My low expectations went a long way to helping me appreciate how inventive, enjoyable and funny this movie is. At its very core, Bolt cribs heavily from Toy Story: in that film, the superhero Buzz Lightyear must be convinced that he doesn't really have superpowers and that the nature of his entire existence is a lie, just as superhero Bolt must be convinced that he doesn't really possess superpowers and that the nature of his entire existence is a lie. Also in TS, a group of the beloved characters must find their way home to their owner, Andy, against all odds—just as Bolt must find his way home to his owner, Penny, against all odds.
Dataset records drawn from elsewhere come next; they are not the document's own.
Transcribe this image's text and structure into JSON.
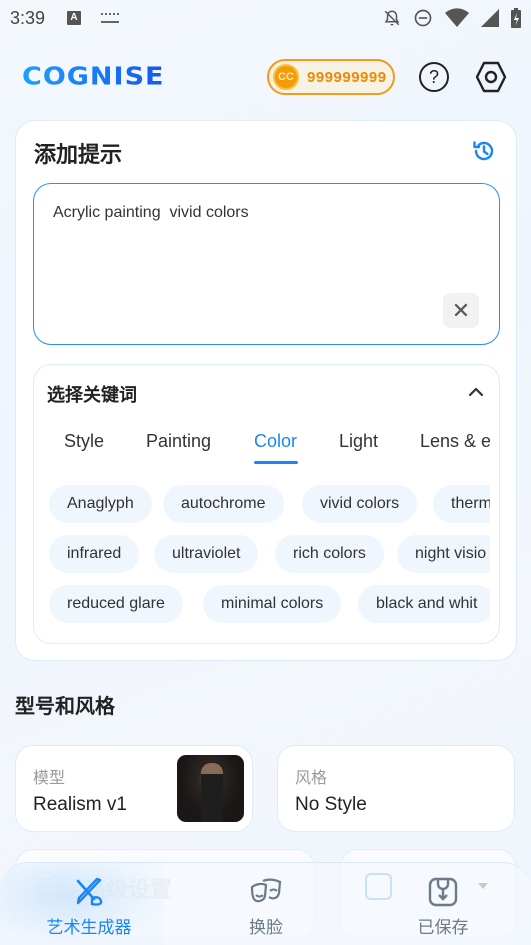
{
  "status_bar": {
    "time": "3:39",
    "left_icons": [
      "a-notification-icon",
      "keyboard-icon"
    ],
    "right_icons": [
      "bell-off-icon",
      "do-not-disturb-icon",
      "wifi-icon",
      "signal-icon",
      "battery-charging-icon"
    ]
  },
  "header": {
    "logo": "COGNISE",
    "coin_symbol": "CC",
    "coin_count": "999999999",
    "help_icon": "?",
    "colors": {
      "brand": "#1677ff",
      "coin": "#ef8a00"
    }
  },
  "prompt": {
    "title": "添加提示",
    "value": "Acrylic painting  vivid colors",
    "clear_icon": "✕"
  },
  "keywords": {
    "title": "选择关键词",
    "tabs": [
      {
        "label": "Style"
      },
      {
        "label": "Painting"
      },
      {
        "label": "Color",
        "active": true
      },
      {
        "label": "Light"
      },
      {
        "label": "Lens & e"
      }
    ],
    "chip_rows": [
      [
        "Anaglyph",
        "autochrome",
        "vivid colors",
        "therm"
      ],
      [
        "infrared",
        "ultraviolet",
        "rich colors",
        "night visio"
      ],
      [
        "reduced glare",
        "minimal colors",
        "black and whit"
      ]
    ]
  },
  "model_style": {
    "title": "型号和风格",
    "model_label": "模型",
    "model_value": "Realism v1",
    "style_label": "风格",
    "style_value": "No Style"
  },
  "advanced": {
    "label": "高级设置"
  },
  "bottom_nav": {
    "items": [
      {
        "label": "艺术生成器",
        "active": true
      },
      {
        "label": "换脸"
      },
      {
        "label": "已保存"
      }
    ],
    "colors": {
      "active": "#1a86f5",
      "inactive": "#6d7a88"
    }
  }
}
Notice any parallels?
Despite the derivative nature of Bolt, it's still a fun ride, bursting with charm and full of great lines and characters. The movie is all but stolen by a fat hamster named Rhino who scurries around in a plastic ball. Susie Essman does a great job voicing the alley cat Mittens, and Greg Germann is hilarious as The Agent. In addition, there are a trio of pigeons that are deftly animated, and teen megastar Miley Cyrus is on hand as Penny. My faith in Disney CGI has at least been temporarily restored—and expectations are through the roof with the Randy Newman-scored The Princess and the Frog, due this Christmas. Rating: 5/5.